Baixos caudais no Tejo: Zero exige melhor gestão de rios internacionais

24 de agosto 2021 - 15:30

Os ambientalistas dizem que Espanha gere caudais em “função da gestão de produção elétrica” e “não de necessidades ambientais”. E defendem revisão da Convenção de Albufeira.

PARTILHAR
Barragem do Fratel. Foto jlrsousa/wikimedia commons.
Barragem do Fratel. Foto jlrsousa/wikimedia commons.

Em comunicado publicado esta terça-feira, a Zero defende que é urgente uma melhor gestão dos rios internacionais, nomeadamente do Tejo. Segundo a associação ambientalista, durante este mês os caudais deste rio “têm-se mantido baixos, com elevadas oscilações ao longo dos dias, com impactes no ecossistema ribeirinho e consequências para a economia local”.

A Zero utilizou dados do Sistema Nacional de Informação de Recursos Hídricos para analisar os caudais semanais do Tejo medidos como afluentes à Barragem de Fratel. Concluiu que “no que respeita apenas ao troço em Portugal, verificaram-se nalguns dias caudais abaixo do estipulado” na Convenção de Albufeira, assinada em 1998 entre Portugal e Espanha. Mas na maior parte dos últimos quinze dias, os caudais têm sido apenas um pouco acima do mínimo de sete hectómetros cúbicos semanais (12,07 na semana de 9 a 15 de agosto, 11,90 na semana de 16 a 22).

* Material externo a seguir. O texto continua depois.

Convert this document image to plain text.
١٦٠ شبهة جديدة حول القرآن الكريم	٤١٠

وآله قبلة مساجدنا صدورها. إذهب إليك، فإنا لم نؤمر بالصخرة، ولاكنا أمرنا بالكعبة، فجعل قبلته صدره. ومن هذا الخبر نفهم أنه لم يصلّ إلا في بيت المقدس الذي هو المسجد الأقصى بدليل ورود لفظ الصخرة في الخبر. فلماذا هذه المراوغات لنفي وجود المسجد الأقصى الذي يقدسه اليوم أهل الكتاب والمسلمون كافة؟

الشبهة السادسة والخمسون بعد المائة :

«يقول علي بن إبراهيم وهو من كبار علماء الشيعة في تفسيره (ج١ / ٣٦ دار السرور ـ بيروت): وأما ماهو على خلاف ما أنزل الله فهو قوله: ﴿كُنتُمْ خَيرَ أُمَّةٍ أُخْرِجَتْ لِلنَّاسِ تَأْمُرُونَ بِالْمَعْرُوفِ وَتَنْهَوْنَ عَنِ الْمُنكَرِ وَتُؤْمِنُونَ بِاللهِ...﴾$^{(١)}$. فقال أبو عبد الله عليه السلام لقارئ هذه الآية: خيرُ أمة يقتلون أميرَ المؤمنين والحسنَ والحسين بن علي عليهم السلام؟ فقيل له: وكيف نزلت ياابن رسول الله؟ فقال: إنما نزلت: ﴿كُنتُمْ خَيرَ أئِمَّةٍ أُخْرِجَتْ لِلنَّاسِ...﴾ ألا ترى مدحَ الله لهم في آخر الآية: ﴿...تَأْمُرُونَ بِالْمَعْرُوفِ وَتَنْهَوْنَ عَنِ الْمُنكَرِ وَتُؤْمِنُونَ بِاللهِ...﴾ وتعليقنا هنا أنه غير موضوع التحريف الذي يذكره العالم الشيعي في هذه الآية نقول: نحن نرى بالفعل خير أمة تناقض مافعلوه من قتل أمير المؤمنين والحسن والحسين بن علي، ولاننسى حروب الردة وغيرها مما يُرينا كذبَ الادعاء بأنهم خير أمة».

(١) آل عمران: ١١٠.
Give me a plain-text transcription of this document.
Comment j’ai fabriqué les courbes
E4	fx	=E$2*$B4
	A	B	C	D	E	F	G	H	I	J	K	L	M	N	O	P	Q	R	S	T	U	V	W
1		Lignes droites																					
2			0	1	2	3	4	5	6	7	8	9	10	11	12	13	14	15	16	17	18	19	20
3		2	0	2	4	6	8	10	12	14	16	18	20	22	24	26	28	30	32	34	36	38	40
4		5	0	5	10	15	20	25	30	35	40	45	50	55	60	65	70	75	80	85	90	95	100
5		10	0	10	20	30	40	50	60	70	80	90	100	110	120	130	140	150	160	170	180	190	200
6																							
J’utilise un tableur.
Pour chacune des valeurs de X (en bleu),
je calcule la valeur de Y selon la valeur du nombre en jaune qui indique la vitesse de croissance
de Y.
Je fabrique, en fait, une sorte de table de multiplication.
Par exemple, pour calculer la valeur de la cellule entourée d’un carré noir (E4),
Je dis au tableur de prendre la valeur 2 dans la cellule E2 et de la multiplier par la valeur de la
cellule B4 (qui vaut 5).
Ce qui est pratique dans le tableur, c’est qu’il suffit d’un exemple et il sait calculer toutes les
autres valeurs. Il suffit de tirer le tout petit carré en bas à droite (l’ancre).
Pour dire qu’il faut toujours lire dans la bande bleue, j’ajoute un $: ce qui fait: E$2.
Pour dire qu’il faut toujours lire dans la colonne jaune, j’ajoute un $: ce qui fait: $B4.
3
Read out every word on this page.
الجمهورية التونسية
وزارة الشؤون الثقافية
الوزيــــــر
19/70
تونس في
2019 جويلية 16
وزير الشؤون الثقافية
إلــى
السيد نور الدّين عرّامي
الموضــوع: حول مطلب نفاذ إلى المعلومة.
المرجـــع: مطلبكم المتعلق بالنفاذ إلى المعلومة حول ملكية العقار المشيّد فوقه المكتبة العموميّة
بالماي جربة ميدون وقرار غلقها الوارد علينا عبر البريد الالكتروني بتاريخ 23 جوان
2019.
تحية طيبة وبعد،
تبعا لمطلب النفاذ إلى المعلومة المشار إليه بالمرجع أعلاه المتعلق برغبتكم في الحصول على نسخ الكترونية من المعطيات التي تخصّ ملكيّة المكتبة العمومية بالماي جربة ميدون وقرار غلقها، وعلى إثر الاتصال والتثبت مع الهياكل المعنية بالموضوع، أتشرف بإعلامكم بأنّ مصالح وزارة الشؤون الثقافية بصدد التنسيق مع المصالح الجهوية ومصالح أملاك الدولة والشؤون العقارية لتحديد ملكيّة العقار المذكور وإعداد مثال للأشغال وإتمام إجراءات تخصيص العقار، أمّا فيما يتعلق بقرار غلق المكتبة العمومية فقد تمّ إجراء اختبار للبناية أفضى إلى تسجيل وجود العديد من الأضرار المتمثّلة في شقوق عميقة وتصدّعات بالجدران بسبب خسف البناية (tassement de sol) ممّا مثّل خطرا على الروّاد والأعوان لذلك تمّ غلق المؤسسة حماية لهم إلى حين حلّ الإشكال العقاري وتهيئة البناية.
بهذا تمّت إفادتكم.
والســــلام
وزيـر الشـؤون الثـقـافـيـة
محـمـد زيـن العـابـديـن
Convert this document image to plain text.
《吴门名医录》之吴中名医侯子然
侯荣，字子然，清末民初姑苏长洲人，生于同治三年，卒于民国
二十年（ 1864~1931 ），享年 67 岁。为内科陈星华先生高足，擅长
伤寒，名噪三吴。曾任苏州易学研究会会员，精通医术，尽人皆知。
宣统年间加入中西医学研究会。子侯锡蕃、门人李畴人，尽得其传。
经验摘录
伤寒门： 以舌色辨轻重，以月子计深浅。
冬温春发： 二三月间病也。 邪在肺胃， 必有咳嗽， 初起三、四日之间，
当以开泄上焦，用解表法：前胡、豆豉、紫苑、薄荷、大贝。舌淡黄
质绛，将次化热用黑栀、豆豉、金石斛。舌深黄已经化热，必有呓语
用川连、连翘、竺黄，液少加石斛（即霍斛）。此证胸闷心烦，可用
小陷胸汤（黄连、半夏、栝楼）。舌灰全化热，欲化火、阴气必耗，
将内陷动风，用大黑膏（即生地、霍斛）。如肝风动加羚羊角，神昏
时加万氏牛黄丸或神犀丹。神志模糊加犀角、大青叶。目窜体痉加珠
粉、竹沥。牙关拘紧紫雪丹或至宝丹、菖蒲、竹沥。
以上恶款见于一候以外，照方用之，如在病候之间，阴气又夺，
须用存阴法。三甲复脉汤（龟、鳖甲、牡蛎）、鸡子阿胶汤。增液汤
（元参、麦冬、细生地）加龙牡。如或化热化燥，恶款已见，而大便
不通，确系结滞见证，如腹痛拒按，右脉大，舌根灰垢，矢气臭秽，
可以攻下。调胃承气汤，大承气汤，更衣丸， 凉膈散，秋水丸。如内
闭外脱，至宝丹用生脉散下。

Ou seja, há “uma grande oscilação ao longo dos dias de uma mesma semana, com caudais muitíssimo reduzidos num dia e bastante mais abundantes no dia seguinte, mostrando claramente que a única preocupação é o cumprimento do total semanal estabelecido na Convenção”. Isto é uma prova, diz a associação, “que os acordos vigentes estão mais do que ultrapassados e que novas regras são necessárias, até para incorporar os novos desafios que advêm das alterações climáticas e que apontam para que a Península Ibérica seja uma das zonas mais drasticamente afetadas”.

As contas, utilizando igualmente dados do SNIRH colhidos entre os dias 1 e 22 de agosto, ao caudal efluente médio diário da Barragem de Belver mostram que este também tem sido diminuto e mesmo, em dois dos dias (2 e 14 de agosto), “não se atingiu o valor acordado com o governo como caudal ecológico de pelo menos 10 m3/s de média diária”. A situação de oscilação “por vezes enorme” de caudais entre diferentes dias é idêntica à detetada no Fratel “ que têm sido função da gestão de produção elétrica pelo país vizinho e não de necessidades ambientais e de uma adequada gestão da água” e destacam-se as “consequências na vegetação ripícola e na reprodução de diversas espécies de peixe”.

Defende-se assim “que o problema não são apenas os caudais estipulados na Convenção de Albufeira, uma vez que os caudais semanais (7 hm3/semana) são diminutos mas representam apenas 13% daquilo que é o caudal anual estipulado (2700 hm3/ano)” mas também a “distribuição ao longo do ano e por trimestre, garantindo um caudal mais regular ao longo de todo ao ano, e garantindo que no período de estiagem os caudais não sejam demasiado reduzidos” e o mesmo em em períodos de seca, “considerados períodos de exceção e sem regras definidas na Convenção” nos quais deviam ser assegurados “caudais minimamente sustentáveis para garantir a viabilidade dos ecossistemas ribeirinhos”.

Os ambientalistas queixam-se de falta de informação oficial. O site da Convenção de Albufeira “que deveria, de forma transparente, fornecer esta e toda a outra informação relacionada com os acordos estabelecidos entre os Governos de Portugal e Espanha, não é atualizado há quase três anos”. E “desconhece-se qual o ponto de situação relativamente à elaboração dos Planos de Gestão de Região Hidrográfica” de terceira geração em Portugal, que é suposto os Estados da União Europeia estarem neste momento a elaborar, e “também não são conhecidos detalhes de quaisquer negociações com Espanha para revisão dos caudais e estabelecimento de caudais ecológicos nos rios partilhados”.

No seu comunicado, a Zero defende ainda que “mais barragens não são solução”. A “intenção de construção de novas barragens para dar resposta a uma situação crónica de escassez de água não é uma solução viável de médio prazo”, alegam. Esta posição diz respeito à Barragem do Pisão, que “para além de apresentar indicadores fantasiosos (reserva estratégica de água, 500 postos de trabalho), vai constituir-se como fator de intensificação da agricultura, retirar caudal ao Tejo, gerar ainda mais pressão sobre o recurso água, incentivar a exploração de mão-de-obra com baixos salários e a precariedade, e vai inundar uma localidade com 60 habitantes”.